I definitely wan't getting 30% of the full stick deflection, though, with my Spektrum transmitter. That's about what the Hitec is giving me now, which is why I was wondering if different manufacturers have programmed in different percentages in the setting for their trims. (This doesn't seem to be an adjustable parameter, which I wish it were.)
Jan 27, 2018, 03:39 PM
Glider Guider
Miami Mike's Avatar
You should adjust your linkage to get the control throw you need with as much servo rotation as possible. This minimizes the effect of gear slop in the servo, gives you the highest possible resolution and precision of control position, the greatest torque, and the lowest stress on the servo.
Jan 27, 2018, 03:46 PM
AndyKunz's Avatar
Quote:
Originally Posted by Lon Enloe
I definitely wan't getting 30% of the full stick deflection, though, with my Spektrum transmitter.
Look at your Monitor screen. When you move the stick you will see it travel +/-100%. Now adjust the trims. You will see it go +/-30%.

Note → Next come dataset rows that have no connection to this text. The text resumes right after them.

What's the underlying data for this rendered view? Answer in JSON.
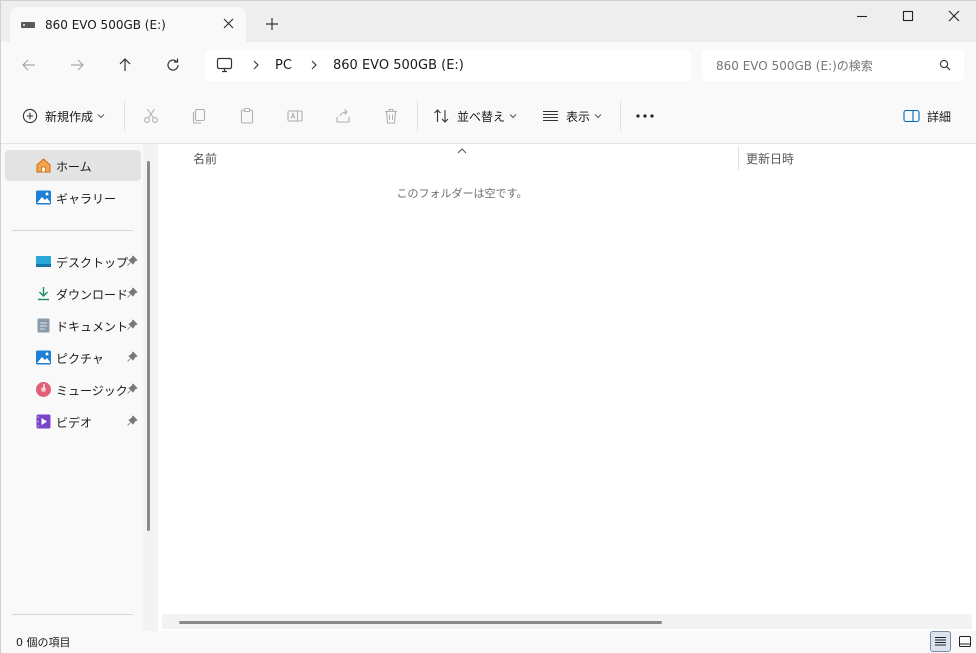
{
  "tab": {
    "title": "860 EVO 500GB (E:)"
  },
  "breadcrumb": {
    "pc": "PC",
    "drive": "860 EVO 500GB (E:)"
  },
  "search": {
    "placeholder": "860 EVO 500GB (E:)の検索"
  },
  "toolbar": {
    "new_label": "新規作成",
    "sort_label": "並べ替え",
    "view_label": "表示",
    "details_label": "詳細"
  },
  "sidebar": {
    "items": [
      {
        "label": "ホーム",
        "icon": "home-icon"
      },
      {
        "label": "ギャラリー",
        "icon": "gallery-icon"
      },
      {
        "label": "デスクトップ",
        "icon": "desktop-folder-icon"
      },
      {
        "label": "ダウンロード",
        "icon": "download-icon"
      },
      {
        "label": "ドキュメント",
        "icon": "document-icon"
      },
      {
        "label": "ピクチャ",
        "icon": "pictures-icon"
      },
      {
        "label": "ミュージック",
        "icon": "music-icon"
      },
      {
        "label": "ビデオ",
        "icon": "video-icon"
      }
    ]
  },
  "columns": {
    "name": "名前",
    "date": "更新日時"
  },
  "content": {
    "empty_message": "このフォルダーは空です。"
  },
  "status": {
    "item_count": "0 個の項目"
  },
  "colors": {
    "accent": "#0067c0",
    "selected_bg": "#e3e3e3",
    "home_icon": "#e8892b"
  }
}
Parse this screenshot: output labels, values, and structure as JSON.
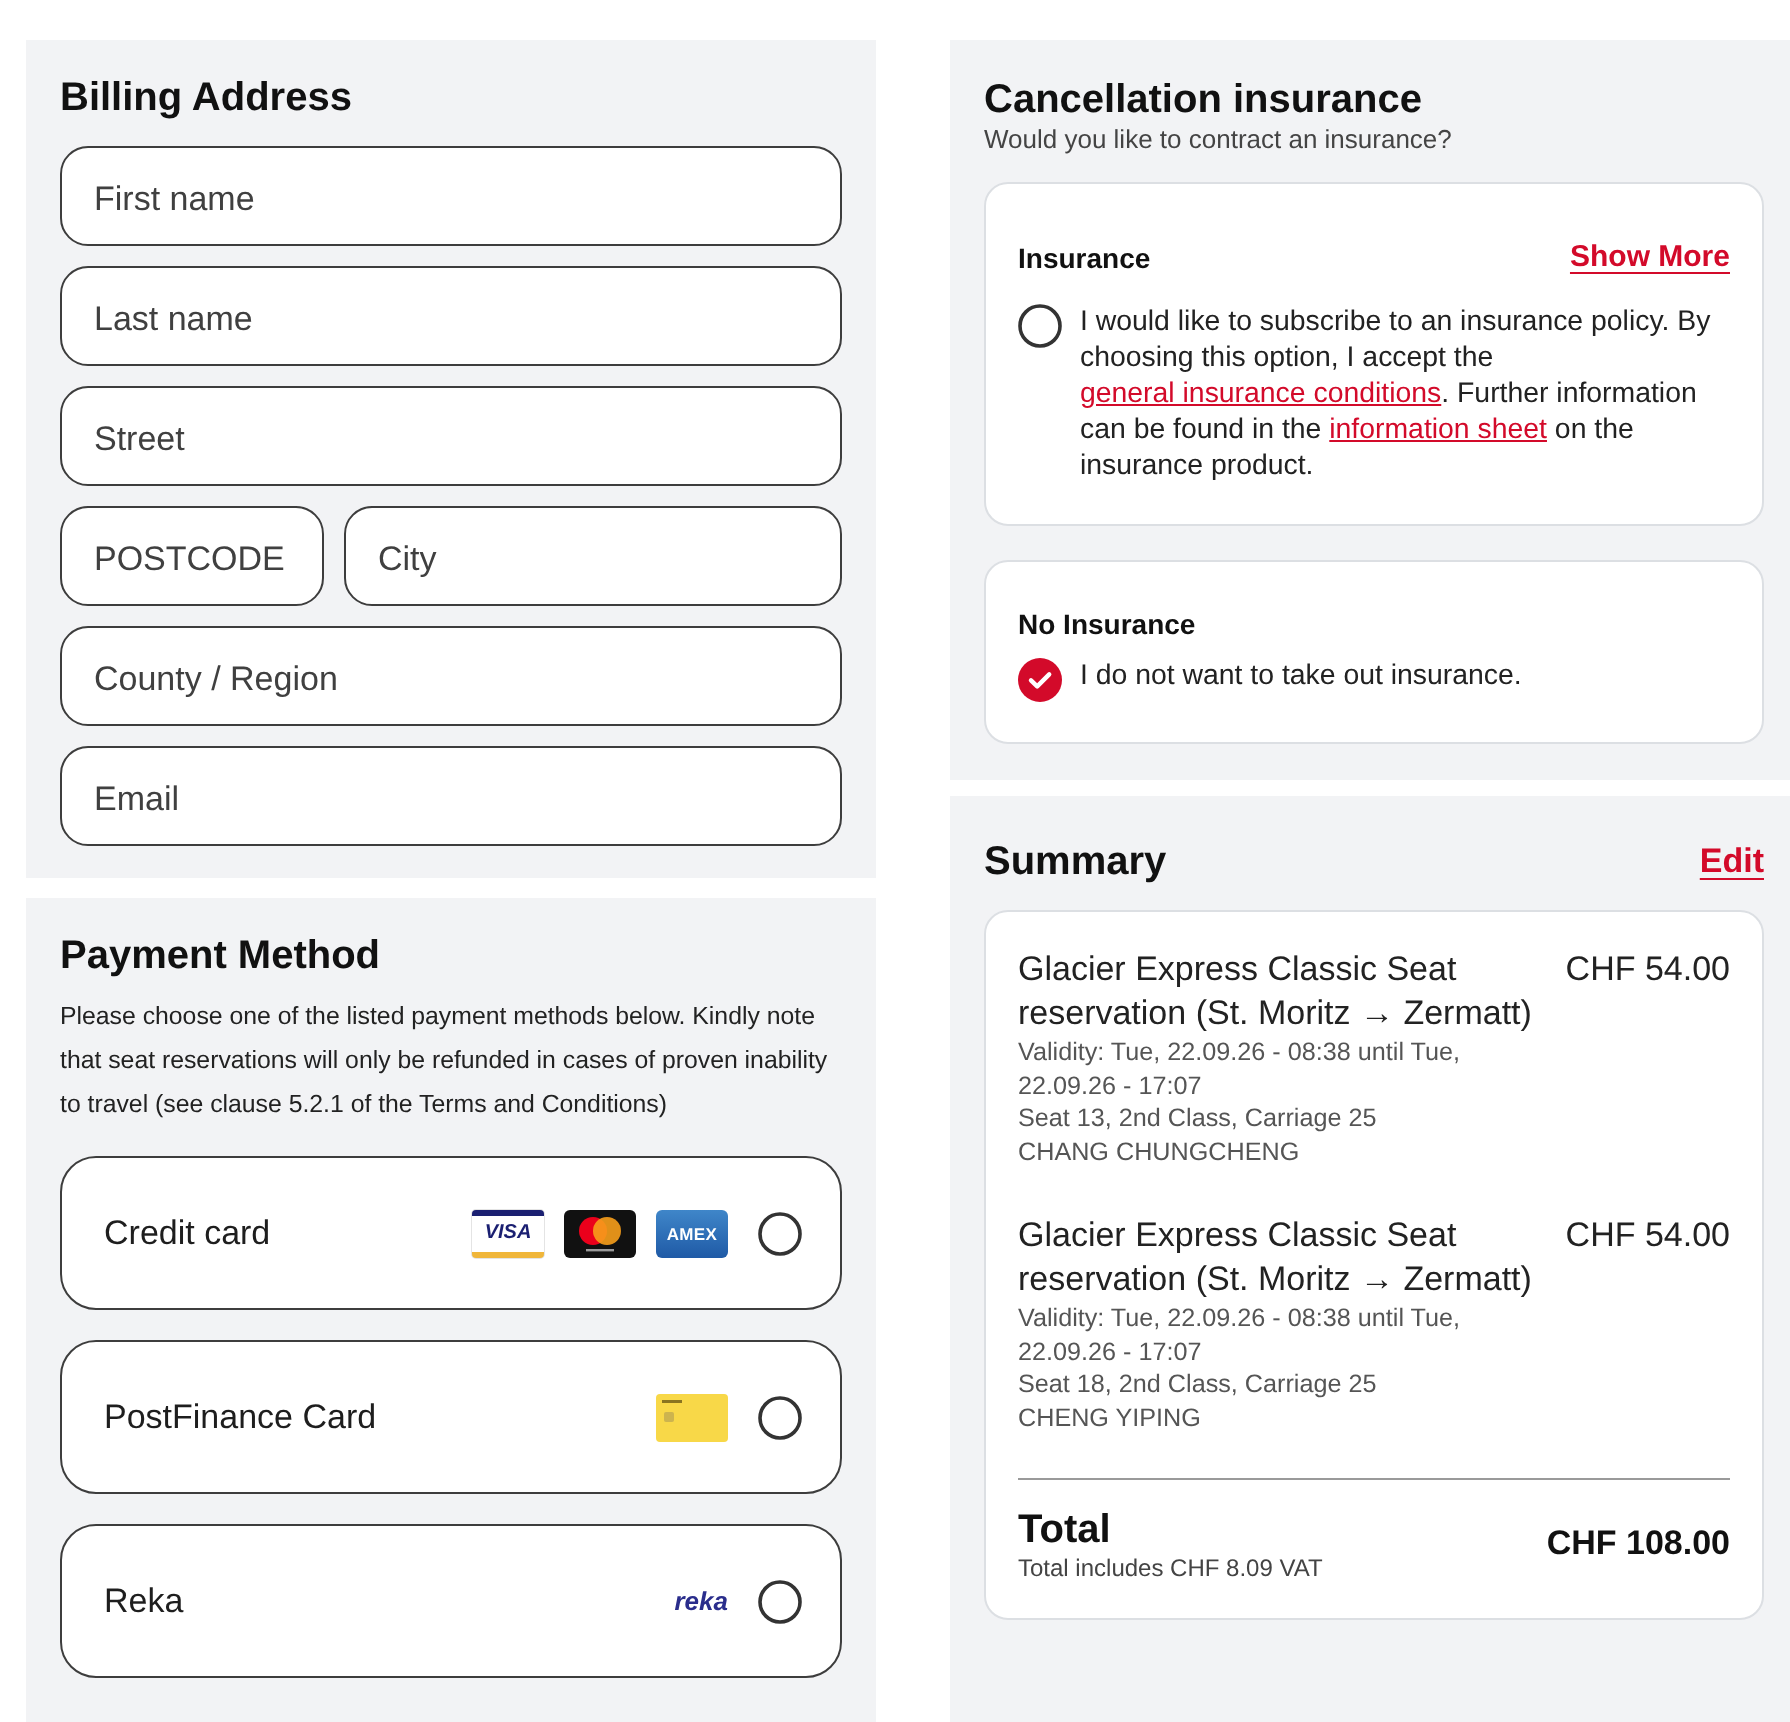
{
  "billing_address": {
    "title": "Billing Address",
    "rows": [
      [
        {
          "placeholder": "First name"
        }
      ],
      [
        {
          "placeholder": "Last name"
        }
      ],
      [
        {
          "placeholder": "Street"
        }
      ],
      [
        {
          "placeholder": "POSTCODE"
        },
        {
          "placeholder": "City"
        }
      ],
      [
        {
          "placeholder": "County / Region"
        }
      ],
      [
        {
          "placeholder": "Email"
        }
      ]
    ]
  },
  "payment": {
    "title": "Payment Method",
    "description": "Please choose one of the listed payment methods below. Kindly note that seat reservations will only be refunded in cases of proven inability to travel (see clause 5.2.1 of the Terms and Conditions)",
    "methods": [
      {
        "label": "Credit card",
        "logos": [
          {
            "kind": "visa",
            "text": "VISA"
          },
          {
            "kind": "mastercard"
          },
          {
            "kind": "amex",
            "text": "AMEX"
          }
        ],
        "selected": false
      },
      {
        "label": "PostFinance Card",
        "logos": [
          {
            "kind": "card"
          }
        ],
        "selected": false
      },
      {
        "label": "Reka",
        "logos": [
          {
            "kind": "reka",
            "text": "reka"
          }
        ],
        "selected": false
      }
    ]
  },
  "insurance": {
    "title": "Cancellation insurance",
    "subtitle": "Would you like to contract an insurance?",
    "options": [
      {
        "title": "Insurance",
        "link": "Show More",
        "parts": [
          {
            "text": "I would like to subscribe to an insurance policy. By choosing this option, I accept the "
          },
          {
            "kind": "link",
            "text": "general insurance conditions"
          },
          {
            "text": ". Further information can be found in the "
          },
          {
            "kind": "link",
            "text": "information sheet"
          },
          {
            "text": " on the insurance product."
          }
        ],
        "selected": false
      },
      {
        "title": "No Insurance",
        "parts": [
          {
            "text": "I do not want to take out insurance."
          }
        ],
        "selected": true
      }
    ]
  },
  "summary": {
    "title": "Summary",
    "edit": "Edit",
    "items": [
      {
        "title": "Glacier Express Classic Seat reservation (St. Moritz → Zermatt)",
        "price": "CHF 54.00",
        "details": [
          "Validity: Tue, 22.09.26 - 08:38 until Tue, 22.09.26 - 17:07",
          "Seat 13, 2nd Class, Carriage 25",
          "CHANG CHUNGCHENG"
        ]
      },
      {
        "title": "Glacier Express Classic Seat reservation (St. Moritz → Zermatt)",
        "price": "CHF 54.00",
        "details": [
          "Validity: Tue, 22.09.26 - 08:38 until Tue, 22.09.26 - 17:07",
          "Seat 18, 2nd Class, Carriage 25",
          "CHENG YIPING"
        ]
      }
    ],
    "total": {
      "label": "Total",
      "note": "Total includes CHF 8.09 VAT",
      "amount": "CHF 108.00"
    }
  }
}
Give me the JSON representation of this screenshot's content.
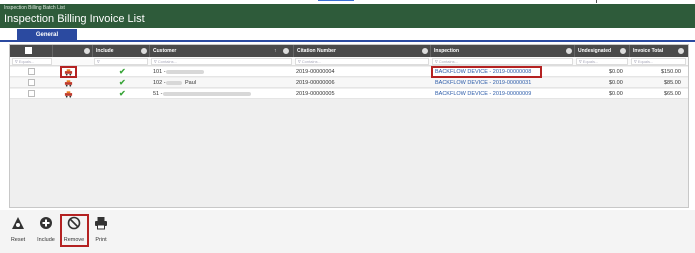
{
  "header": {
    "breadcrumb": "Inspection Billing Batch List",
    "title": "Inspection Billing Invoice List"
  },
  "tabs": [
    {
      "label": "General"
    }
  ],
  "grid": {
    "columns": {
      "include": "Include",
      "customer": "Customer",
      "citation": "Citation Number",
      "inspection": "Inspection",
      "undesignated": "Undesignated",
      "invoice_total": "Invoice Total"
    },
    "filters": {
      "include": "∇",
      "customer": "∇ Contains...",
      "citation": "∇ Contains...",
      "inspection": "∇ Contains...",
      "undesignated": "∇ Equals...",
      "invoice_total": "∇ Equals...",
      "select": "∇ Equals..."
    },
    "rows": [
      {
        "customer": "101 -",
        "citation": "2019-00000004",
        "inspection": "BACKFLOW DEVICE - 2019-00000008",
        "undesignated": "$0.00",
        "invoice_total": "$150.00"
      },
      {
        "customer": "102 -",
        "customer_suffix": "Paul",
        "citation": "2019-00000006",
        "inspection": "BACKFLOW DEVICE - 2019-00000031",
        "undesignated": "$0.00",
        "invoice_total": "$85.00"
      },
      {
        "customer": "51 -",
        "citation": "2019-00000005",
        "inspection": "BACKFLOW DEVICE - 2019-00000009",
        "undesignated": "$0.00",
        "invoice_total": "$65.00"
      }
    ]
  },
  "toolbar": {
    "reset": "Reset",
    "include": "Include",
    "remove": "Remove",
    "print": "Print"
  },
  "colors": {
    "header_bg": "#2e5b3a",
    "tab_bg": "#2b4aa0",
    "highlight": "#b42222",
    "check": "#3aa53a"
  }
}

Absolutely guaranteed. I wrote the code. That's what it does (the actual amount is 29.something%)

Quote:
That's about what the Hitec is giving me now, which is why I was wondering if different manufacturers have programmed in different percentages in the setting for their trims. (This doesn't seem to be an adjustable parameter, which I wish it were.)
Another point to keep in mind is that different manufacturers define 100% differently.

For Spektrum and JR, 100% is 60 degrees of rotation (with Spektrum/JR servos, but it's pretty standard), and the pulse width ranges from 1.1ms to 1.9ms. You can crank this up to 150% to get 0.9ms to 2.1ms pulses.

My bet is that what you're seeing is the difference between what Hitec calls 100% and what Spektrum calls 100%.

Andy
Jan 28, 2018, 09:23 PM
Registered User

So, I did an experiment...


...with a new airframe that I have to decide which electronics to use on.

Tried both transmitter/receiver combinations in the same mechanical setup, both transmitters set to 100% end point adjustment, 0 subtrim, and trim tabs initially zeroed out as well.

The two manufacturers seem to agree on what 100% is, since I got the same amount of throw on both moving the sticks.

The maximum trim settings are considerably different, though. The Spektrum trim settings are just as you describe (I certainly won't argue with the person who wrote the code!) but it looks like Hitec allows trims up to almost 50%. So, I don't think I'm crazy (at least not based on this).

Any chance the amount of trim could be a user-defined value in a future software revision?

I'll admit that "Well, you should be more careful when building and outfitting" would be entirely appropriate but having a backup plan, especially on a maiden flight, would be comforting.